Wednesday, February 27, 2008

The Best and Brightest

Earlier this week, I posted shameless plugs regarding my present business ventures. I closed with a two-fold moral. There is actually a third related moral to that post. To those of you with current or recent military service to your credit the third moral is MOTO (mastery of the obvious). Unfortunately, my experience over the last few years has been that the vast majority of American citizens haven't the slightest inkling of the quality of the force that has been keeping the wolf away from the door recently. I see voluminous evidence of this every day as I deal with the private sector, and an inordinate amount of my time is spent educating business leaders regarding the quality of the young men and women leaving the US military after 4 to 30 years of honorable service to their great nation. There are a lot of nearly universally held misconceptions out there, many born in the Vietnam War era and come of age in the current day, mountains of evidence to the contrary notwithstanding.

The first misconception that must be dispelled is the idea that the US military is an all volunteer force made up of young men and women who have no other vocational option. The US military is not an all "volunteer" force. It is an all "recruited" force. And therein lies the quality difference not grasped by most. US military recruiters screen hundreds of young men and women to find one qualified for enlisted service. The truth is the vast majority of young Americans are DISQUALIFIED for enlisted service due to educational and aptitude (read: trainable) deficiencies, as well as physical (fighting wars is a physical business, even in the age of smart bombs) and moral (police record) factors.

Once a recruiter screens a young person as qualified for enlistment, that recruiter must sell the young person on the idea of delaying going to college in order to serve his or her country (and thereby gain some discipline, maturity, and money to make for a more successful college matriculation). Frankly, most young men and women who join today never even considered enlisting until approached by a recruiter. Conversely, nearly every young person who walks into a recruiting office of his own volition is not qualified for military service--no matter how sincerely he wants to serve his nation.

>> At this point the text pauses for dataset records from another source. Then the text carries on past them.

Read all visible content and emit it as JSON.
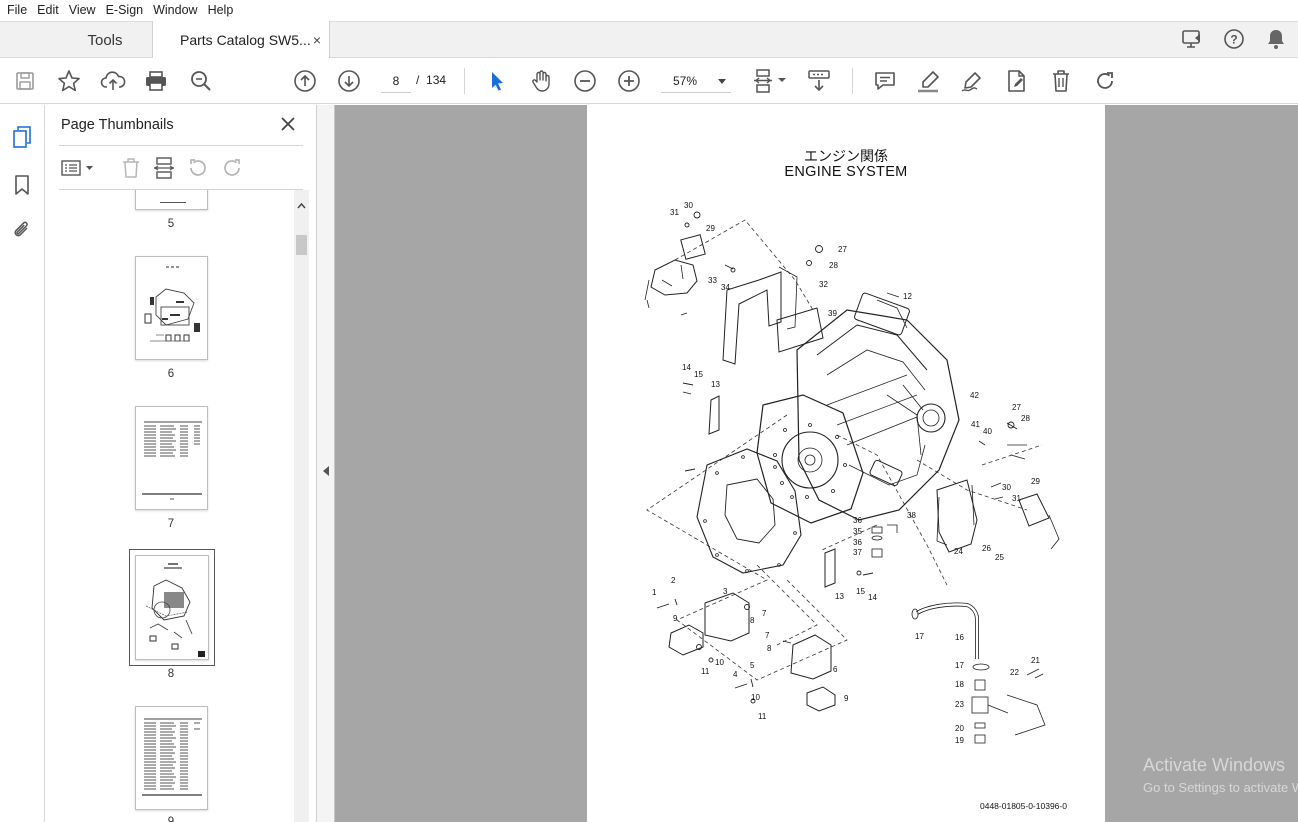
{
  "menu": [
    "File",
    "Edit",
    "View",
    "E-Sign",
    "Window",
    "Help"
  ],
  "tabs": {
    "tools": "Tools",
    "document": "Parts Catalog SW5...",
    "close": "×"
  },
  "toolbar": {
    "page_current": "8",
    "page_sep": "/",
    "page_total": "134",
    "zoom": "57%"
  },
  "panel": {
    "title": "Page Thumbnails"
  },
  "thumbnails": [
    {
      "label": "5"
    },
    {
      "label": "6"
    },
    {
      "label": "7"
    },
    {
      "label": "8",
      "selected": true
    },
    {
      "label": "9"
    }
  ],
  "document": {
    "title_jp": "エンジン関係",
    "title_en": "ENGINE SYSTEM",
    "part_code": "0448-01805-0-10396-0",
    "callouts": [
      "30",
      "31",
      "29",
      "27",
      "28",
      "33",
      "34",
      "32",
      "39",
      "12",
      "14",
      "15",
      "13",
      "42",
      "27",
      "28",
      "41",
      "40",
      "29",
      "30",
      "31",
      "36",
      "35",
      "36",
      "37",
      "38",
      "24",
      "26",
      "25",
      "1",
      "2",
      "3",
      "9",
      "8",
      "7",
      "13",
      "15",
      "14",
      "17",
      "16",
      "7",
      "8",
      "6",
      "10",
      "11",
      "5",
      "4",
      "10",
      "11",
      "9",
      "17",
      "22",
      "21",
      "18",
      "23",
      "20",
      "19"
    ]
  },
  "os": {
    "watermark_title": "Activate Windows",
    "watermark_sub": "Go to Settings to activate Windows."
  }
}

Thankfully, the old days of a judge telling a young man that he either enlist in the Marine Corps or go to jail are long gone. In fact, if a judge does tell a young man that, the Marine Corps (or any other service) is legally prohibited from enlisting him. If a young person has unpaid traffic tickets, he is ineligible for enlistment. If he tests positive on a mandatory drug test, he is ineligible for enlistment. The list of disqualifying factors is stupefyingly long. Waivers are given, to be sure, but they are not easy to come by and must be approved by authorities far up the chain of command from the recruiter.

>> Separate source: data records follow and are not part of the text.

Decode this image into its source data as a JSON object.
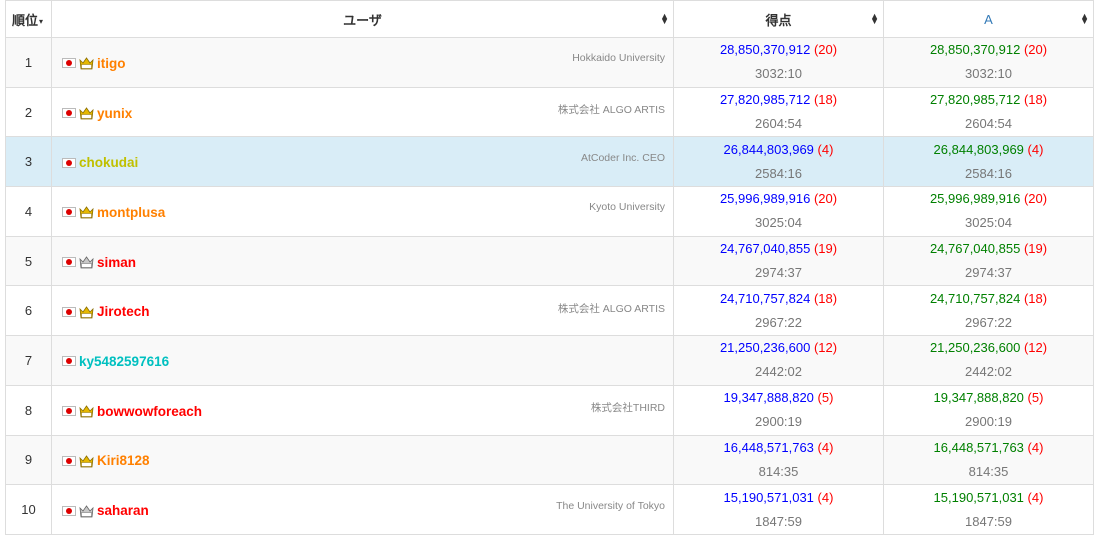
{
  "header": {
    "rank": "順位",
    "rank_caret": "▾",
    "user": "ユーザ",
    "score": "得点",
    "task_a": "A"
  },
  "rows": [
    {
      "rank": "1",
      "user": "itigo",
      "color": "orange",
      "crown": "100",
      "affiliation": "Hokkaido University",
      "score": "28,850,370,912",
      "penalty": "(20)",
      "time": "3032:10",
      "a_score": "28,850,370,912",
      "a_penalty": "(20)",
      "a_time": "3032:10"
    },
    {
      "rank": "2",
      "user": "yunix",
      "color": "orange",
      "crown": "100",
      "affiliation": "株式会社 ALGO ARTIS",
      "score": "27,820,985,712",
      "penalty": "(18)",
      "time": "2604:54",
      "a_score": "27,820,985,712",
      "a_penalty": "(18)",
      "a_time": "2604:54"
    },
    {
      "rank": "3",
      "user": "chokudai",
      "color": "yellow",
      "crown": "",
      "affiliation": "AtCoder Inc. CEO",
      "score": "26,844,803,969",
      "penalty": "(4)",
      "time": "2584:16",
      "a_score": "26,844,803,969",
      "a_penalty": "(4)",
      "a_time": "2584:16"
    },
    {
      "rank": "4",
      "user": "montplusa",
      "color": "orange",
      "crown": "100",
      "affiliation": "Kyoto University",
      "score": "25,996,989,916",
      "penalty": "(20)",
      "time": "3025:04",
      "a_score": "25,996,989,916",
      "a_penalty": "(20)",
      "a_time": "3025:04"
    },
    {
      "rank": "5",
      "user": "siman",
      "color": "red",
      "crown": "30",
      "affiliation": "",
      "score": "24,767,040,855",
      "penalty": "(19)",
      "time": "2974:37",
      "a_score": "24,767,040,855",
      "a_penalty": "(19)",
      "a_time": "2974:37"
    },
    {
      "rank": "6",
      "user": "Jirotech",
      "color": "red",
      "crown": "10",
      "affiliation": "株式会社 ALGO ARTIS",
      "score": "24,710,757,824",
      "penalty": "(18)",
      "time": "2967:22",
      "a_score": "24,710,757,824",
      "a_penalty": "(18)",
      "a_time": "2967:22"
    },
    {
      "rank": "7",
      "user": "ky5482597616",
      "color": "cyan",
      "crown": "",
      "affiliation": "",
      "score": "21,250,236,600",
      "penalty": "(12)",
      "time": "2442:02",
      "a_score": "21,250,236,600",
      "a_penalty": "(12)",
      "a_time": "2442:02"
    },
    {
      "rank": "8",
      "user": "bowwowforeach",
      "color": "red",
      "crown": "10",
      "affiliation": "株式会社THIRD",
      "score": "19,347,888,820",
      "penalty": "(5)",
      "time": "2900:19",
      "a_score": "19,347,888,820",
      "a_penalty": "(5)",
      "a_time": "2900:19"
    },
    {
      "rank": "9",
      "user": "Kiri8128",
      "color": "orange",
      "crown": "100",
      "affiliation": "",
      "score": "16,448,571,763",
      "penalty": "(4)",
      "time": "814:35",
      "a_score": "16,448,571,763",
      "a_penalty": "(4)",
      "a_time": "814:35"
    },
    {
      "rank": "10",
      "user": "saharan",
      "color": "red",
      "crown": "30",
      "affiliation": "The University of Tokyo",
      "score": "15,190,571,031",
      "penalty": "(4)",
      "time": "1847:59",
      "a_score": "15,190,571,031",
      "a_penalty": "(4)",
      "a_time": "1847:59"
    }
  ],
  "colors": {
    "orange": "#ff8000",
    "red": "#ff0000",
    "yellow": "#c0c000",
    "cyan": "#00c0c0",
    "score_blue": "#0000ff",
    "score_green": "#008000",
    "penalty_red": "#ff0000",
    "highlight_row": "#d9edf7"
  },
  "icons": {
    "flag": "japan-flag-icon",
    "crown_100": "crown-gold-100-icon",
    "crown_30": "crown-silver-30-icon",
    "crown_10": "crown-gold-10-icon",
    "sort": "sort-up-down-icon"
  }
}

The screening process to enlist is very thorough and possesses several sets of high quality filters. However, enlisting is only 1/3 of the screening process a young person goes through during his or her US military experience. The next third is basic training. But, even before a recruit boards the bus for boot camp, and during an up to one year delay between enlistment and start of basic training, the recruit is continuously screened by his recruiter and prepared for entry level training success. An average of 20% of all recruits who enter the Delayed Enlistment Program don't honor their commitment and refuse to go to basic training. They are not forced to go--that's the "volunteer" part of the process. An average of 15% of all recruits fail to complete basic training, for a variety of reasons. So, a total of nearly 1/3 of those high quality, cream of the American crop, young citizens who initially qualified for and agreed to serve their nation as a soldier, sailor, airman or Marine, don't make the cut to actually serve in an active duty, Guard, or reserve unit.

The final 1/3 of the screening process occurs over the duration of the first enlistment. More than 10% of the young men and women who honored their commitment to serve and successfully completed basic training, fail to serve their first enlistment honorably and are released before completing their first tour of duty.

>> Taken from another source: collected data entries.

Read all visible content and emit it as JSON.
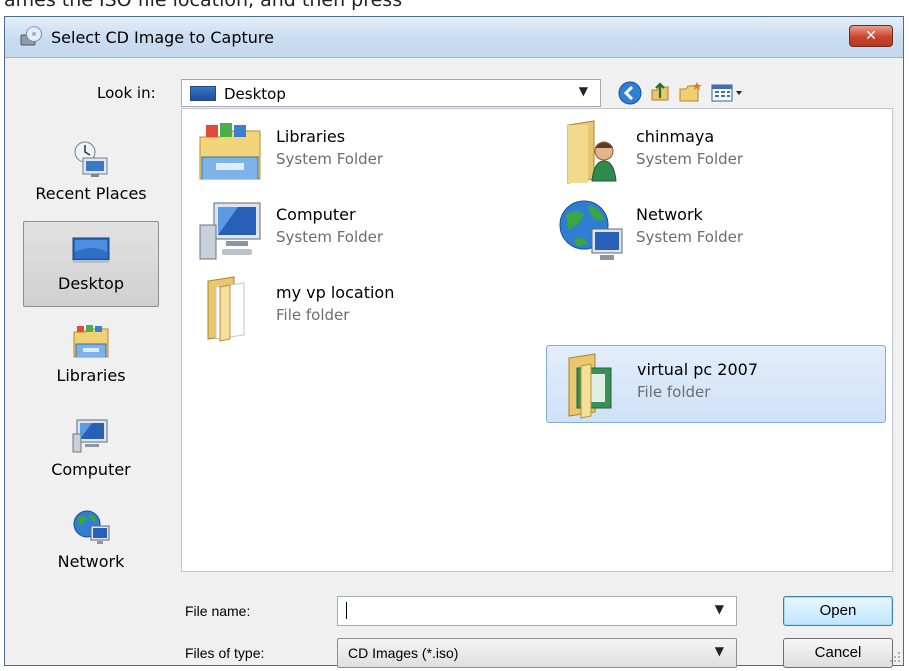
{
  "window": {
    "title": "Select CD Image to Capture",
    "close_label": "✕"
  },
  "toolbar": {
    "look_in_label": "Look in:",
    "look_in_value": "Desktop",
    "buttons": [
      "back-icon",
      "up-folder-icon",
      "new-folder-icon",
      "view-menu-icon"
    ]
  },
  "places": [
    {
      "label": "Recent Places",
      "icon": "recent-places-icon",
      "selected": false
    },
    {
      "label": "Desktop",
      "icon": "desktop-icon",
      "selected": true
    },
    {
      "label": "Libraries",
      "icon": "libraries-icon",
      "selected": false
    },
    {
      "label": "Computer",
      "icon": "computer-icon",
      "selected": false
    },
    {
      "label": "Network",
      "icon": "network-icon",
      "selected": false
    }
  ],
  "files": [
    {
      "name": "Libraries",
      "type": "System Folder",
      "icon": "libraries-folder-icon",
      "selected": false
    },
    {
      "name": "chinmaya",
      "type": "System Folder",
      "icon": "user-folder-icon",
      "selected": false
    },
    {
      "name": "Computer",
      "type": "System Folder",
      "icon": "computer-icon",
      "selected": false
    },
    {
      "name": "Network",
      "type": "System Folder",
      "icon": "network-icon",
      "selected": false
    },
    {
      "name": "my vp location",
      "type": "File folder",
      "icon": "folder-icon",
      "selected": false
    },
    {
      "name": "virtual pc 2007",
      "type": "File folder",
      "icon": "folder-icon",
      "selected": true
    }
  ],
  "footer": {
    "file_name_label": "File name:",
    "file_name_value": "",
    "files_of_type_label": "Files of type:",
    "files_of_type_value": "CD Images (*.iso)",
    "open_label": "Open",
    "cancel_label": "Cancel"
  },
  "colors": {
    "title_gradient": "#cadcf0",
    "selection": "#cfe1f7",
    "close": "#c9452c"
  }
}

The whole point to this narrative is this: The young American coming out of the military after 4 years' honorable service to his nation is of inestimable value to virtually any private or public sector endeavor. He is mature, disciplined, and trainable. He is punctual, industrious, and possesses a level of initiative and sense of responsibility rare in his population cohort. He is a finisher. He is a team-player, steeped in the necessity and righteousness of equal opportunity and the respect for diversity. Give him some training and responsibility and he will run circles around everyone else in your organization--I see this in action nearly everywhere we place a transitioning military member.

I won't even start to make the case that he's been laying his promising young life on the line for the rights, privileges, and liberties you and I take for granted and enjoy every day, and deserves, therefore, every consideration and benefit of the doubt we can possibly give him.